The location is nothing to rave about, but it has all the necessary elements: two bars, a good-sized parquet dance floor, a couple of coin-operated pool tables, colored lights, a mirrored ball.
The Newport Station, which has long been rented out to club promoters, also offers video games and a blackjack table that charges $5 for “$1,200†worth of chips; play for the thrill, not for any financial returns. There’s nothing particularly intriguing about the place; then again, there’s nothing exactly tacky about it either.
Promoter D.I. Productions (headed by David Seals, who gave life to Roxbury South on Wednesdays last summer) didn’t go all out decorating the club, as many promoters do to personalize their once-a-week gigs.
Seals does install a lava lamp effect of swirling colored lights that shimmer on the outside wall and inside on a nine-foot screen near the entrance.
And there are the skateboard and surf videos rolling throughout the night on several monitors and on a large silver screen overlooking the dance floor.
Even the name is not new, just a derivation of the trendy Lava Lounge in Hollywood.
Other ingredients that are neither innovative nor progressive include go-go dancers and the tunes. But deejay Mark Moreno’s selection of punk, alternative, funk and disco are at least choice dance favorites. Tracks from the Beastie Boys to Parliament/Funkadelic get the 300 to 450 patrons who attend here weekly groovin’.

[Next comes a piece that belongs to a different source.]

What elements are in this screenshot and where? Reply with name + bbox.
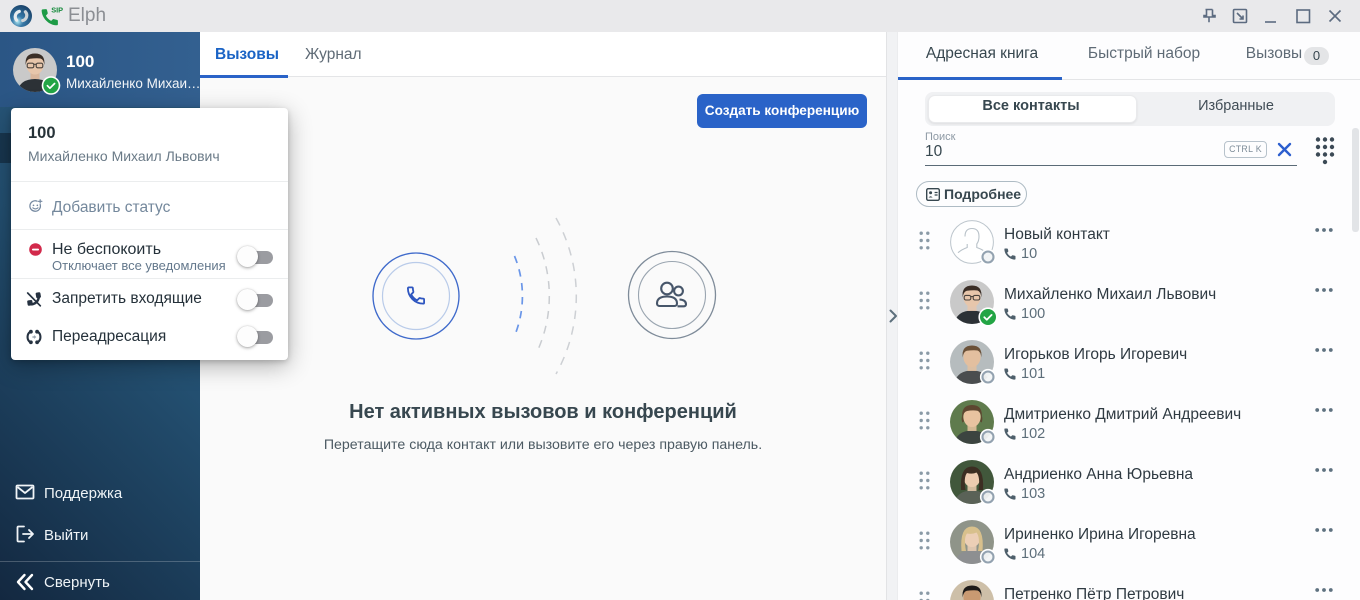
svg-text:SIP: SIP: [51, 6, 63, 15]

Also key is the cost. The cover is only $5, and patrons can bring a friend in for free before 10:30 p.m.
Despite this, the place doesn’t get crowded until well after the 11th hour. It takes folks until then to loosen up and hit the floor en masse, too.

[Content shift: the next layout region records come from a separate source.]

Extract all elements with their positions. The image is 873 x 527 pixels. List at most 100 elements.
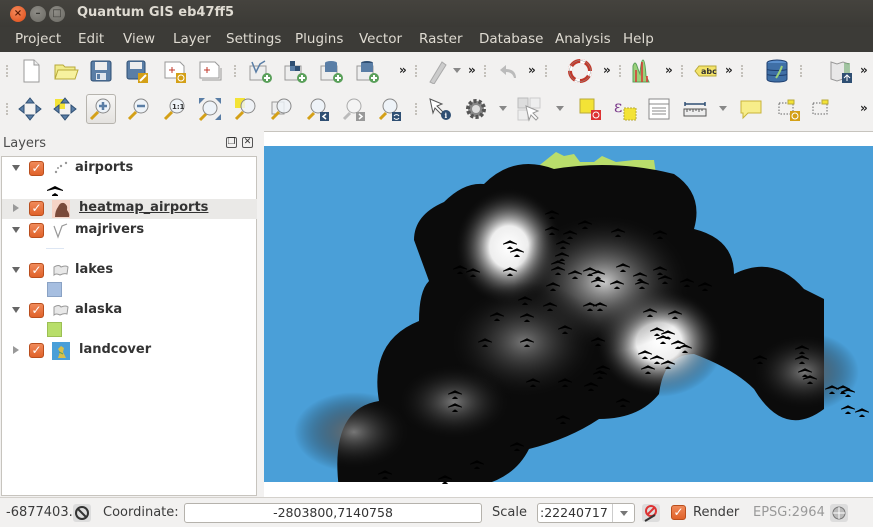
select-dropdown-arrow[interactable] [556, 106, 564, 111]
menu-layer[interactable]: Layer [173, 31, 211, 47]
zoom-to-selection-icon[interactable] [231, 94, 261, 124]
layer-visibility-checkbox[interactable]: ✓ [29, 303, 44, 318]
toolbar-handle[interactable] [681, 65, 685, 77]
map-canvas[interactable] [264, 131, 873, 497]
add-vector-layer-icon[interactable] [245, 56, 275, 86]
render-checkbox[interactable]: ✓ [671, 505, 686, 520]
refresh-icon[interactable] [375, 94, 405, 124]
pan-icon[interactable] [15, 94, 45, 124]
new-bookmark-icon[interactable] [774, 94, 804, 124]
menu-project[interactable]: Project [15, 31, 61, 47]
open-attribute-table-icon[interactable] [644, 94, 674, 124]
close-panel-button[interactable]: ✕ [242, 137, 253, 148]
db-manager-icon[interactable] [762, 56, 792, 86]
crs-status-button[interactable]: EPSG:2964 [753, 505, 825, 520]
deselect-all-icon[interactable] [575, 94, 605, 124]
measure-dropdown-arrow[interactable] [719, 106, 727, 111]
zoom-actual-size-icon[interactable]: 1:1 [160, 94, 190, 124]
toolbar-overflow-button[interactable]: » [665, 63, 673, 77]
menu-database[interactable]: Database [479, 31, 543, 47]
toolbar-handle[interactable] [741, 65, 745, 77]
run-action-icon[interactable] [461, 94, 491, 124]
layer-row-lakes[interactable]: ✓ lakes [2, 261, 257, 281]
zoom-last-icon[interactable] [303, 94, 333, 124]
scale-combobox[interactable]: :22240717 [537, 503, 635, 523]
add-spatialite-layer-icon[interactable] [352, 56, 382, 86]
crs-globe-icon[interactable] [829, 503, 849, 523]
menu-view[interactable]: View [123, 31, 155, 47]
zoom-full-icon[interactable] [195, 94, 225, 124]
toggle-extents-icon[interactable] [72, 503, 92, 523]
identify-icon[interactable]: i [425, 94, 455, 124]
collapse-arrow-icon[interactable] [12, 307, 20, 313]
layer-row-alaska[interactable]: ✓ alaska [2, 301, 257, 321]
close-window-button[interactable]: × [10, 6, 26, 22]
toolbar-overflow-button[interactable]: » [468, 63, 476, 77]
toolbar-overflow-button[interactable]: » [603, 63, 611, 77]
layer-row-landcover[interactable]: ✓ landcover [2, 341, 257, 361]
expand-arrow-icon[interactable] [13, 204, 19, 212]
select-by-expression-icon[interactable]: ε [610, 94, 640, 124]
toolbar-overflow-button[interactable]: » [399, 63, 407, 77]
toolbar-overflow-button[interactable]: » [860, 101, 868, 115]
composer-manager-icon[interactable] [195, 56, 225, 86]
menu-edit[interactable]: Edit [78, 31, 104, 47]
menu-raster[interactable]: Raster [419, 31, 463, 47]
collapse-arrow-icon[interactable] [12, 165, 20, 171]
toggle-editing-icon[interactable] [424, 56, 454, 86]
toolbar-handle[interactable] [234, 65, 238, 77]
expand-arrow-icon[interactable] [13, 346, 19, 354]
measure-line-icon[interactable] [680, 94, 710, 124]
help-icon[interactable] [565, 56, 595, 86]
menu-plugins[interactable]: Plugins [295, 31, 343, 47]
map-tips-icon[interactable] [736, 94, 766, 124]
zoom-next-icon[interactable] [339, 94, 369, 124]
minimize-window-button[interactable]: – [30, 6, 46, 22]
layer-row-airports[interactable]: ✓ airports [2, 159, 257, 179]
select-features-icon[interactable] [514, 94, 544, 124]
toolbar-overflow-button[interactable]: » [860, 63, 868, 77]
float-panel-button[interactable]: ❐ [226, 137, 237, 148]
layer-visibility-checkbox[interactable]: ✓ [29, 223, 44, 238]
stop-render-icon[interactable] [641, 503, 661, 523]
panel-splitter[interactable] [258, 131, 263, 497]
new-project-icon[interactable] [16, 56, 46, 86]
toolbar-handle[interactable] [415, 103, 419, 115]
menu-settings[interactable]: Settings [226, 31, 281, 47]
toolbar-handle[interactable] [415, 65, 419, 77]
add-raster-layer-icon[interactable] [280, 56, 310, 86]
georeferencer-icon[interactable] [826, 56, 856, 86]
zoom-in-icon[interactable] [86, 94, 116, 124]
pan-to-selection-icon[interactable] [50, 94, 80, 124]
layer-visibility-checkbox[interactable]: ✓ [29, 201, 44, 216]
show-bookmarks-icon[interactable] [808, 94, 838, 124]
menu-help[interactable]: Help [623, 31, 654, 47]
scale-dropdown-button[interactable] [612, 504, 634, 522]
actions-dropdown-arrow[interactable] [499, 106, 507, 111]
toolbar-handle[interactable] [6, 103, 10, 115]
toolbar-overflow-button[interactable]: » [528, 63, 536, 77]
open-project-icon[interactable] [51, 56, 81, 86]
save-as-icon[interactable] [122, 56, 152, 86]
raster-histogram-icon[interactable] [628, 56, 658, 86]
undo-icon[interactable] [494, 56, 524, 86]
toolbar-overflow-button[interactable]: » [725, 63, 733, 77]
menu-analysis[interactable]: Analysis [555, 31, 611, 47]
menu-vector[interactable]: Vector [359, 31, 402, 47]
add-postgis-layer-icon[interactable] [316, 56, 346, 86]
toolbar-handle[interactable] [619, 65, 623, 77]
layer-visibility-checkbox[interactable]: ✓ [29, 161, 44, 176]
zoom-to-layer-icon[interactable] [267, 94, 297, 124]
toolbar-handle[interactable] [6, 65, 10, 77]
toolbar-handle[interactable] [545, 65, 549, 77]
layer-row-majrivers[interactable]: ✓ majrivers [2, 221, 257, 241]
zoom-out-icon[interactable] [124, 94, 154, 124]
coordinate-input[interactable]: -2803800,7140758 [184, 503, 482, 523]
collapse-arrow-icon[interactable] [12, 267, 20, 273]
save-project-icon[interactable] [86, 56, 116, 86]
toolbar-handle[interactable] [800, 65, 804, 77]
toolbar-handle[interactable] [484, 65, 488, 77]
label-icon[interactable]: abc [690, 56, 720, 86]
layer-visibility-checkbox[interactable]: ✓ [29, 263, 44, 278]
collapse-arrow-icon[interactable] [12, 227, 20, 233]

Bar specials are $1 drafts, $2 domestic beers (a bottle of Bud is the popular accouterment for the night) and well drinks.

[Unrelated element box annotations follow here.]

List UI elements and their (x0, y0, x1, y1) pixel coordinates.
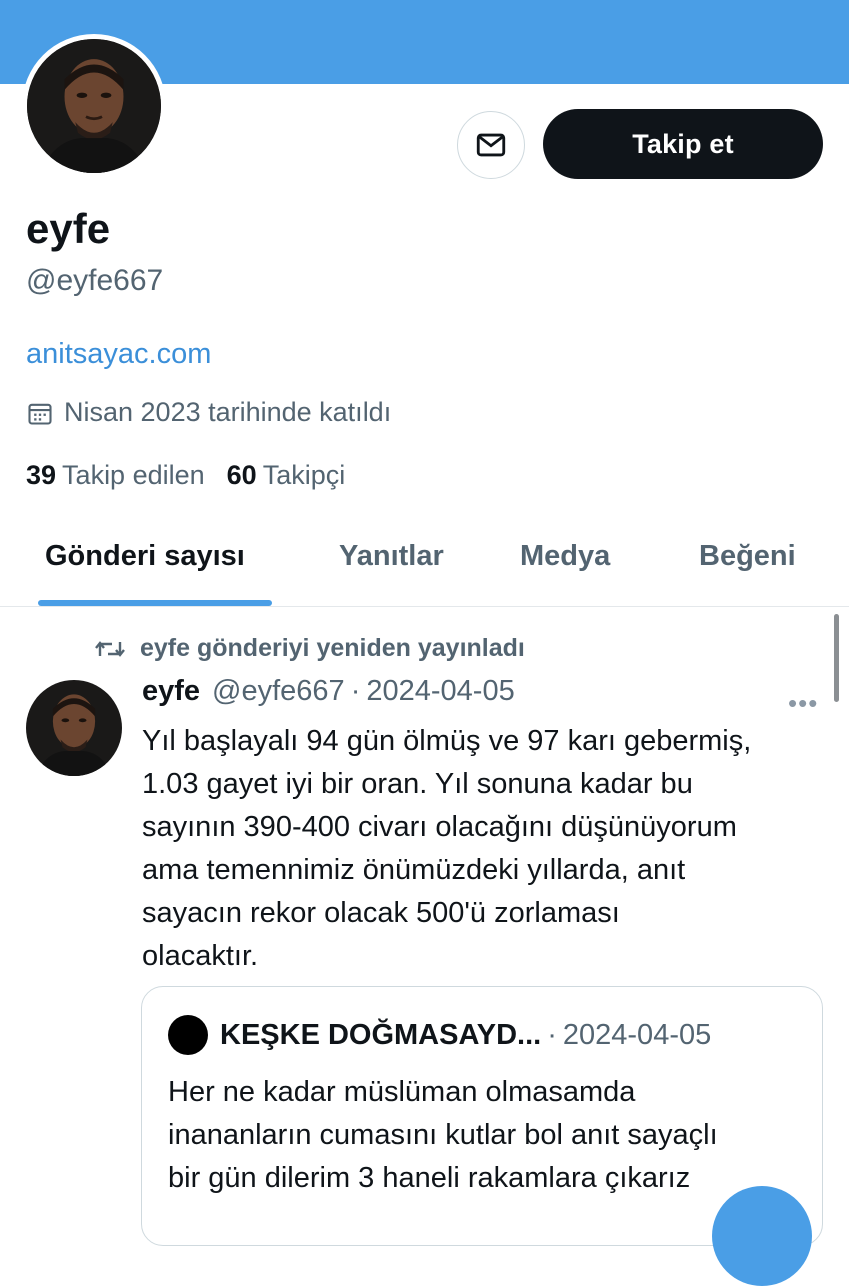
follow-button[interactable]: Takip et (543, 109, 823, 179)
tweet-author-avatar[interactable] (26, 680, 122, 776)
profile-tabs: Gönderi sayısı Yanıtlar Medya Beğeni (0, 520, 849, 607)
followers-label: Takipçi (262, 460, 346, 490)
avatar-face-icon (26, 680, 122, 776)
quoted-author-name: KEŞKE DOĞMASAYD... (220, 1018, 542, 1051)
tab-replies[interactable]: Yanıtlar (339, 540, 444, 573)
following-count: 39 (26, 460, 57, 490)
compose-fab[interactable] (712, 1186, 812, 1286)
profile-name: eyfe (26, 205, 111, 252)
quoted-tweet-text: Her ne kadar müslüman olmasamda inananla… (168, 1076, 718, 1194)
retweet-icon (95, 640, 125, 657)
avatar-image (27, 39, 161, 173)
message-button[interactable] (457, 111, 525, 179)
quoted-tweet-date: 2024-04-05 (562, 1018, 712, 1051)
envelope-icon (476, 133, 506, 157)
scrollbar[interactable] (834, 614, 839, 702)
tweet-date[interactable]: 2024-04-05 (366, 675, 514, 708)
profile-handle: @eyfe667 (26, 264, 164, 297)
separator-dot: · (547, 1018, 557, 1051)
active-tab-indicator (38, 600, 272, 606)
following-link[interactable]: 39 Takip edilen (26, 460, 205, 491)
quoted-author-avatar (168, 1015, 208, 1055)
more-icon[interactable]: ••• (788, 688, 818, 719)
retweet-context[interactable]: eyfe gönderiyi yeniden yayınladı (94, 634, 525, 663)
calendar-icon (28, 403, 52, 425)
profile-website-link[interactable]: anitsayac.com (26, 338, 211, 371)
avatar-face-icon (27, 39, 161, 173)
tweet-author-handle[interactable]: @eyfe667 (212, 675, 345, 708)
quoted-tweet-header: KEŞKE DOĞMASAYD... · 2024-04-05 (168, 1015, 711, 1055)
separator-dot: · (350, 675, 361, 707)
joined-date: Nisan 2023 tarihinde katıldı (26, 397, 391, 428)
tweet-header: eyfe @eyfe667 · 2024-04-05 (142, 675, 515, 708)
followers-link[interactable]: 60 Takipçi (227, 460, 346, 491)
tweet-text: Yıl başlayalı 94 gün ölmüş ve 97 karı ge… (142, 725, 752, 972)
profile-stats: 39 Takip edilen 60 Takipçi (26, 460, 345, 491)
following-label: Takip edilen (62, 460, 205, 490)
tab-media[interactable]: Medya (520, 540, 610, 573)
joined-label: Nisan 2023 tarihinde katıldı (64, 397, 392, 427)
tab-likes[interactable]: Beğeni (699, 540, 796, 573)
tweet-author-name[interactable]: eyfe (142, 675, 200, 708)
profile-avatar[interactable] (22, 34, 166, 178)
followers-count: 60 (226, 460, 257, 490)
tab-posts[interactable]: Gönderi sayısı (45, 540, 245, 573)
retweet-label: eyfe gönderiyi yeniden yayınladı (140, 634, 525, 662)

Seal sweetens the inexpensive night further by featuring live bands, both local acts of the grunge, punk and funk variety and better-known artists such as the Gap Band (scheduled for sometime in August, though an exact date hasn’t been set).
It’s the right combination of all these parts that makes the month-old Lava Room such a hit.
Only a couple of other local haunts attract this many hip patrons.
Dress is casual, but very cool. These are the college-age kids who frequent alternative-wear boutiques, not the mall, so it’s no real surprise that they’d latch onto this seemingly unremarkable spot.
* The Lava Room
* At Newport Station, 1445 Placentia, Costa Mesa.
* (714) 740-4033.
* Mondays only, 9 p.m. to 2 a.m.
* Cover: $5 (two-for-one admissions before 10:30 p.m.).